In a 2014 interview with L'Idea, Tatulli cited Berkeley Breathed 's Bloom County, Bill Watterson's Calvin and Hobbes, Garry Trudeau's Doonesbury and the ensemble at Mad magazine as being the cartoons that most influenced his career and style as a cartoonist.

==Comics works==
After trying unsuccessfully to promote eight different strips over a decade, his first comic strip was Bent Halos, which features two angels named Harold and Mort who achieve little success in their attempted roles as guardian angels. First created in August 1994 with syndicator Lew Little Enterprises, the strip was appearing in 12 newspapers nationwide by 1996. By 2014, Tatulli said that he had no plans to bring it back for publication.

Heart of the City, which debuted in November 1998, features a girl named Heart who lives in Philadelphia. The character Heart is inspired by Tatulli's daughter Lexa.

Liō, which has been published since May 2006, is a "sweetly dark" pantomime cartoon without dialogue that was inspired by Tatulli's love of the horror movies he watched while growing up as a child in the 1970s. The title character is a "weird little boy" who inhabits a world occupied by aliens, monsters, robots and other strange characters. According to Tatulli, he came up with the name "Lio" because he "wanted a simple name to go with the simple, wordless concept. Just three letters." In 2012, Tatulli released Lio: There's a Monster in My Socks, a book compiling comic strips from the first year that the cartoon was distributed, with a focus on those strips that would most appeal to children.

Recognized in 2009 as "Best Comic Strip" by the National Cartoonists Society, his cartoons were being published in about 400 newspapers around the world by 2012. He has won three Emmy Awards for the production design he did for the cable reality television series Trading Spaces and A Wedding Story.

Tatulli is also the author/illustrator of the middle-grade novel series, "Desmond Pucket". Three books in the series were released: Desmond Pucket Makes Monster Magic (2013), Desmond Pucket and the Mountain Full of Monsters (2014/2015), and Desmond Pucket and the Cloverfield Junior High Carnival of Horrors (2016).
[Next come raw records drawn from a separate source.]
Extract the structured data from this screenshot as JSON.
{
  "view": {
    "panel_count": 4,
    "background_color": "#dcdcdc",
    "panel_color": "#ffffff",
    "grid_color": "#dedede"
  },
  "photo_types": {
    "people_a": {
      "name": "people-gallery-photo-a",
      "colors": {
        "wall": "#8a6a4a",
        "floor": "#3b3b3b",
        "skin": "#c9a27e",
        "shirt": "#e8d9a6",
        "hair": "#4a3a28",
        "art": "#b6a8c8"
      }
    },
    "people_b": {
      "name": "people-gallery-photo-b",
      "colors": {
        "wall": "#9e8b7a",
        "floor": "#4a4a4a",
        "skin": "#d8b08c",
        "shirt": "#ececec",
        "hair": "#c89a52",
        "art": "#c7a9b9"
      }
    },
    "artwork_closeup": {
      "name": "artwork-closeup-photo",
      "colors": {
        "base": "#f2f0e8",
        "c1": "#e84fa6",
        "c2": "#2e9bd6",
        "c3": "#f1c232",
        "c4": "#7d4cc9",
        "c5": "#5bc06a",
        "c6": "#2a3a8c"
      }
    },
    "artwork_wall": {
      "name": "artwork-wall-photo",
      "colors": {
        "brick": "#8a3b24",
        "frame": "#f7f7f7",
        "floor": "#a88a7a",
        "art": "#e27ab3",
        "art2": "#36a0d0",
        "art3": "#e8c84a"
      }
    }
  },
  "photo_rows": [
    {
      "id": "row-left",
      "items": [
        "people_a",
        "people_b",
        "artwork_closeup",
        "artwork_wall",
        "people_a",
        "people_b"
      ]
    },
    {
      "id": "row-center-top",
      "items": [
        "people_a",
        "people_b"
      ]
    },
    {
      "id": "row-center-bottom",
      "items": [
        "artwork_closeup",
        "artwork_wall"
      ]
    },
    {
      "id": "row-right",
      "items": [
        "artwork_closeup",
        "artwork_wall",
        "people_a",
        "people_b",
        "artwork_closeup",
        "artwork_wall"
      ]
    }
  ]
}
Tatulli released a biographical graphic novel, Short and Skinny in 2018. It chronicles a summer in middle school in which he was inspired by the original Star Wars (film) to make his own parody of the film, while dealing with navigating relationships with bullies, friends, parents and body image.

In late 2019, Tatulli decided to retire from drawing “Heart of the City” after 22 years, choosing instead to focus on "Liō" and creating graphic novels. Andrews McMeel Syndication began searching for a cartoonist to continue the strip and announced in April 2020 that St. Louis-based African-American cartoonist Steenz (real name Christina Stewart) would take over the writing and drawing of “Heart of the City,” adopting a completely new art style. The last daily "Heart of the City" strip drawn by Tatulli was published April 25, 2020, with the last Tatulli-drawn Sunday "Heart" strip published May 17.